For the fan of "Downton Abbey" fandom, there's "While We Were Watching 'Downton Abbey'" ($15, Berkley) by Wendy Wax, a novel about women becoming friends and bonding over the PBS hit. A mass market edition for $7.99 is out Dec. 31. Here's the publisher's description:
Wendy Wax's WHILE WE WERE WATCHING DOWNTON ABBEY, a story of unlikely friendships sparked by the camaraderie of Downton Abbey viewing parties, received a flurry of attention when news of its Berkley Books publication spread just as Season 3 of the program drew to a close. Wax’s most successful book to date it has gone back to press for seven trade paperback printings, was recently published in the U.K. by Orion, has just been nominated for eBook of the Year by the UK e-retailer Sainsbury, and is now published for the first time in a mass market paperback edition.
In the novel, Wax introduces three women who live in a historic Atlanta building and the residence's British concierge, who has decided to host weekly screenings of Downton Abbey leading up to the start of the third season. Each of the four is at a crossroads and what happens to them is familiar to many Downton fans. They find themselves connecting with the addictive drama, and¾even more unexpectedly¾with each other. For them, it's a season of surprises as they forge bonds that will sustain them through life's hardest moments¾all reflected in the unfolding plot, humor and convergent lives of Downton Abbey.
WHILE WE WERE WATCHING DOWNTON ABBEY by Wendy Wax
A Berkley Books Trade Paperback/Fiction/$15.00 ($16.00 Canada)/ 978-0-425-26331-0
A Jove Mass Market Paperback/Reprint/$7.99/978-0-515-15469-6
Penguin Audio/Unabridged/Dolby Digital $39.95/978-1-101-60593-6
For readers with an interest in local television, former Pittsburgher Norbert Nathanson writes about his experiences working at WQED in its earliest days in his memoir, "A Secretly Handicapped Man" ($19.95, North Wind Publishing).
A Spring Hill native and graduate of Allegheny High School and Carnegie Tech, Nathanson writes about his experience living with a disability and his work at WQED, including interactions with the late Fred Rogers.
For fans of "Mad Men" who can wait until early January, there's "The Insanity of Advertising: Memoirs of a Mad Men" ($28.95, Council Oak Books) by Fred S. Goldberg. Here's how the publisher describes the book:
Think you know advertising because you watch Mad Men?
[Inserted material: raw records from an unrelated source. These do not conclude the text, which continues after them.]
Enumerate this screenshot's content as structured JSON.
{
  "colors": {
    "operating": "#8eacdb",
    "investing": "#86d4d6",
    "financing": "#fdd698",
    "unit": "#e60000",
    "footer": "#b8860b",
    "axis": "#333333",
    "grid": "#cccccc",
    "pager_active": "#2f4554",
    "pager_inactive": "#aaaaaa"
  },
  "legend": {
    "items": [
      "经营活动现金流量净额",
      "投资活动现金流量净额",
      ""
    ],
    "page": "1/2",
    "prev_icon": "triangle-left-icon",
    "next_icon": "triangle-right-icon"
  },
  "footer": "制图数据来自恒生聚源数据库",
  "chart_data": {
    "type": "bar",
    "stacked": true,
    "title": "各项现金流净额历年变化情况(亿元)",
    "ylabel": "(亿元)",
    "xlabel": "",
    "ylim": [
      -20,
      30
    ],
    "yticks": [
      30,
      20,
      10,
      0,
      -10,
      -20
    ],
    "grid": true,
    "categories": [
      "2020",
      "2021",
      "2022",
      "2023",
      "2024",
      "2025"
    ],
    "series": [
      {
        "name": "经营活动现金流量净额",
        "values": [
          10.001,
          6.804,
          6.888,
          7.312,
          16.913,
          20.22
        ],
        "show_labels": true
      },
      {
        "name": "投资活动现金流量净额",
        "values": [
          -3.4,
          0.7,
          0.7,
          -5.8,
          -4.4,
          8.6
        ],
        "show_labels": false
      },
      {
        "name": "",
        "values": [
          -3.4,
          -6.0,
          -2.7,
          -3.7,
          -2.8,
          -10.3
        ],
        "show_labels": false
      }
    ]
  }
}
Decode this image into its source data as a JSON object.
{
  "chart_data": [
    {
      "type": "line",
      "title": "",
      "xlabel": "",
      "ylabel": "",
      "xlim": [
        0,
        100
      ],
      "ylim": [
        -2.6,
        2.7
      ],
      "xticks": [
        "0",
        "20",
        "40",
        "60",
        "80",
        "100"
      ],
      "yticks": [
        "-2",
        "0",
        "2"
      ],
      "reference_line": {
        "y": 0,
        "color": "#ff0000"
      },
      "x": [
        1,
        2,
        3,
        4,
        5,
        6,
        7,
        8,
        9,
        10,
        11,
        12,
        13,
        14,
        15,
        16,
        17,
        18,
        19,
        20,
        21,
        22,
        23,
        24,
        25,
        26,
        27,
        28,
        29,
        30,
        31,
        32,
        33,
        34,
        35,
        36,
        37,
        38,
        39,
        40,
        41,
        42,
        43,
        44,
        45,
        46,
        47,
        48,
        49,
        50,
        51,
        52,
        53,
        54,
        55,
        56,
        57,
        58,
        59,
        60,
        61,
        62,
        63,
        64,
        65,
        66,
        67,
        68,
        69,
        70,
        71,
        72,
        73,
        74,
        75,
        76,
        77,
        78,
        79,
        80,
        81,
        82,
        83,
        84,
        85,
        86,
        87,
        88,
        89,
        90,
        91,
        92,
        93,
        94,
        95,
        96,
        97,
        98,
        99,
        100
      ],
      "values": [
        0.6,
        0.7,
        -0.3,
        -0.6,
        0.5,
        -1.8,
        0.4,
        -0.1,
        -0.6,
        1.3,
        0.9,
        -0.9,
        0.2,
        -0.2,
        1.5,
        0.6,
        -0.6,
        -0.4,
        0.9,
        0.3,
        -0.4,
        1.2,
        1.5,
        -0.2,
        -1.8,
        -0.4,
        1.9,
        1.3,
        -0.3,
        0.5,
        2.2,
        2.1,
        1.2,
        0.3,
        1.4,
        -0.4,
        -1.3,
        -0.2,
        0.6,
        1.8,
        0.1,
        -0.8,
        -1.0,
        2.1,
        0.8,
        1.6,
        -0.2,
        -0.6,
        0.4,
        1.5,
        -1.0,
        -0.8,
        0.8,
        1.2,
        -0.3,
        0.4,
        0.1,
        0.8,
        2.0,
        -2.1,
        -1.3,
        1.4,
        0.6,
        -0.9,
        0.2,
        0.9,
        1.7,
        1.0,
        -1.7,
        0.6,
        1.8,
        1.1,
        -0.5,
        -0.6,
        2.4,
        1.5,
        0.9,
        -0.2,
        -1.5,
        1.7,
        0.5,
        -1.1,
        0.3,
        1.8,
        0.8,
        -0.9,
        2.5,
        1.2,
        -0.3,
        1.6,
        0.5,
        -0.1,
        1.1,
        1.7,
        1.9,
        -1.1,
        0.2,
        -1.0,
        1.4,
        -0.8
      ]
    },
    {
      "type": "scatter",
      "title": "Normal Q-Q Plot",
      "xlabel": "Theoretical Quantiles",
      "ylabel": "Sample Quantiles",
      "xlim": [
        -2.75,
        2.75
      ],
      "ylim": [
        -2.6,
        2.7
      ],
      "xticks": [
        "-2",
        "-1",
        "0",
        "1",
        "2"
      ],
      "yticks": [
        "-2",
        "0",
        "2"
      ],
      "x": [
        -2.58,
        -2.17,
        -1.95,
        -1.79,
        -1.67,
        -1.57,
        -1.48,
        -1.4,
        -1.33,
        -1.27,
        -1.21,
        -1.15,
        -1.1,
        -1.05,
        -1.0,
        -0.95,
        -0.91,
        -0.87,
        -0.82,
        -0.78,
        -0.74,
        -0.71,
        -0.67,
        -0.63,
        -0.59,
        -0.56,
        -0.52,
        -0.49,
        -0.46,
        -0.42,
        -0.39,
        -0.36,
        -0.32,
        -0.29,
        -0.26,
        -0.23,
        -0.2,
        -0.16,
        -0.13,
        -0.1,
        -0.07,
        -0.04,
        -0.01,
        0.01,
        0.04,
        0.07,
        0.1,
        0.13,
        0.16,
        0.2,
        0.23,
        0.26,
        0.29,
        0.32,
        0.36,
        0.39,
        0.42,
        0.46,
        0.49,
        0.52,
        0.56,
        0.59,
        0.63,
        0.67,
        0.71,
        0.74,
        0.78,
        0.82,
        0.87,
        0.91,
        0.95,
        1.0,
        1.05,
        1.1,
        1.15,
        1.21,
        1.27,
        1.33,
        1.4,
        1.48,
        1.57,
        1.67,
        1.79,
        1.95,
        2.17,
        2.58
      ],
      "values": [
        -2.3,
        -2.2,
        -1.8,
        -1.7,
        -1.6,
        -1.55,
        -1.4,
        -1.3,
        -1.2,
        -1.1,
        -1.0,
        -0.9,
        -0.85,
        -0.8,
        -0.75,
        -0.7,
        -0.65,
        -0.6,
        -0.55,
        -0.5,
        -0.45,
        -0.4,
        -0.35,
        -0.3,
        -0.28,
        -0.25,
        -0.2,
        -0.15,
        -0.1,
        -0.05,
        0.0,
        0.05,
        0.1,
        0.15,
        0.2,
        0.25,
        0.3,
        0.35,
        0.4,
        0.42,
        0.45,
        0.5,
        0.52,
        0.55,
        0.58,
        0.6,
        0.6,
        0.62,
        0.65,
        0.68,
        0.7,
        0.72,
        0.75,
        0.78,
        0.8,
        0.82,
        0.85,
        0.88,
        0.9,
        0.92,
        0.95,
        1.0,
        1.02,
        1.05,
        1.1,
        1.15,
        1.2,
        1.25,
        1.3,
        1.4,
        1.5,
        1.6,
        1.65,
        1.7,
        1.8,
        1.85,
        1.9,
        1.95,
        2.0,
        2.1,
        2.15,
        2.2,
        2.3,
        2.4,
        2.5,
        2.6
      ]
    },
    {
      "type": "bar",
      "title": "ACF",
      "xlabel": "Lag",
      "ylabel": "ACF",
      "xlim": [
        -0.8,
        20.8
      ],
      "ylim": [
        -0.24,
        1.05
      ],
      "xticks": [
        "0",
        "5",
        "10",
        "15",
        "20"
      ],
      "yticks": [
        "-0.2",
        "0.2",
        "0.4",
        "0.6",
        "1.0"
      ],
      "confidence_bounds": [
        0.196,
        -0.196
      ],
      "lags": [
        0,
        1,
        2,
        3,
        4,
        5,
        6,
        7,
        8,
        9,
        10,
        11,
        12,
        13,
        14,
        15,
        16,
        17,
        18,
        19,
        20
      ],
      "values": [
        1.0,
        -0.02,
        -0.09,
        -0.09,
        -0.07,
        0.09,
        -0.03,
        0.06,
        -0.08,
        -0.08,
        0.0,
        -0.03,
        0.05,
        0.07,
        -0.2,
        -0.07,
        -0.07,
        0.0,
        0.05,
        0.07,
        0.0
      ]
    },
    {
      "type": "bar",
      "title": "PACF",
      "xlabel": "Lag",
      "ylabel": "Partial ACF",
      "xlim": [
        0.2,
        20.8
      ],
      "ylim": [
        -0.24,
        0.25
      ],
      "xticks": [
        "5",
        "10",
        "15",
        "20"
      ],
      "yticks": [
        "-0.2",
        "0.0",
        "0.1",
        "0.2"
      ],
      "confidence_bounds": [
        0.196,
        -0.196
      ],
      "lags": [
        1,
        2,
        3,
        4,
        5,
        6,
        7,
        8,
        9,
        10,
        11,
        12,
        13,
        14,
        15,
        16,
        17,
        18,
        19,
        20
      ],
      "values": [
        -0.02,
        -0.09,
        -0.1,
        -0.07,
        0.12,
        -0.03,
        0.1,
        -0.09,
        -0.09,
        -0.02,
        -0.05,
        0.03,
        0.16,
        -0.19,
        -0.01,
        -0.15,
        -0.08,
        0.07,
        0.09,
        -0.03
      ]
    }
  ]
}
Think again, says Fred Goldberg, a celebrated ad man and author of the new book The Insanity of Advertising: Memoirs of a Mad Man
If you watch the hit TV show Mad Men you know Hollywood's take on the world of advertising. In THE INSANITY OF ADVERTISING: MEMOIRS OF A MAD MAN (Council Oak Books, December 2013, hardcover) Fred Goldberg gives you the reality and-as they say-truth is often stranger than fiction. Goldberg, a celebrated ad man cut his teeth in the late 60's with the legendary agency Young & Rubicam (where the "rate of alcoholism was rumored to be twice the national average"). From there he took over operations at Chiat/Day as COO for almost 7 years, and then founded his own firm, Goldberg Moser O'Neill in 1990. His clients included Apple, E&J Gallo, Esprit, Intel, Kia Motors, and many other corporate titans.
Here is just some of what Goldberg has to say about how the reality of advertising compares with Mad Men's depiction of it.
- The drinking and smoking (and not only cigarettes): The three and four-martini lunch the norm in the ad world; and Goldberg remembers vividly having to wade through a haze of pot smoke on the creative floor.
- It's a women's world (today): Women were indeed held back in the ad world of the 60's and 70's, but today Goldberg believes that women are a key to the success of the advertising industry. At his agency he had over twice the number of women working for him than men-and he'll explain why.
- How great ads are not born: "Mad Men reinforces the idea that brilliant ads are developed by a bunch of creative people sitting around a table bouncing ideas off of each other-not so," says Goldberg. It's a much more strategic and analytical process.
- "It's toasted" doesn't work in real life: In an early episode of Mad Men Don Draper convinces tobacco company executive, Lee Garner, Sr. to run with an ad with these words. Rarely, is it so easy and the toughest sells to the client are often the best ad ideas.
- When ad agencies merge: Mad Men doesn't even come close to describing what a disaster this can be. Goldberg survived seven mergers-and they were all rife with problems and trauma.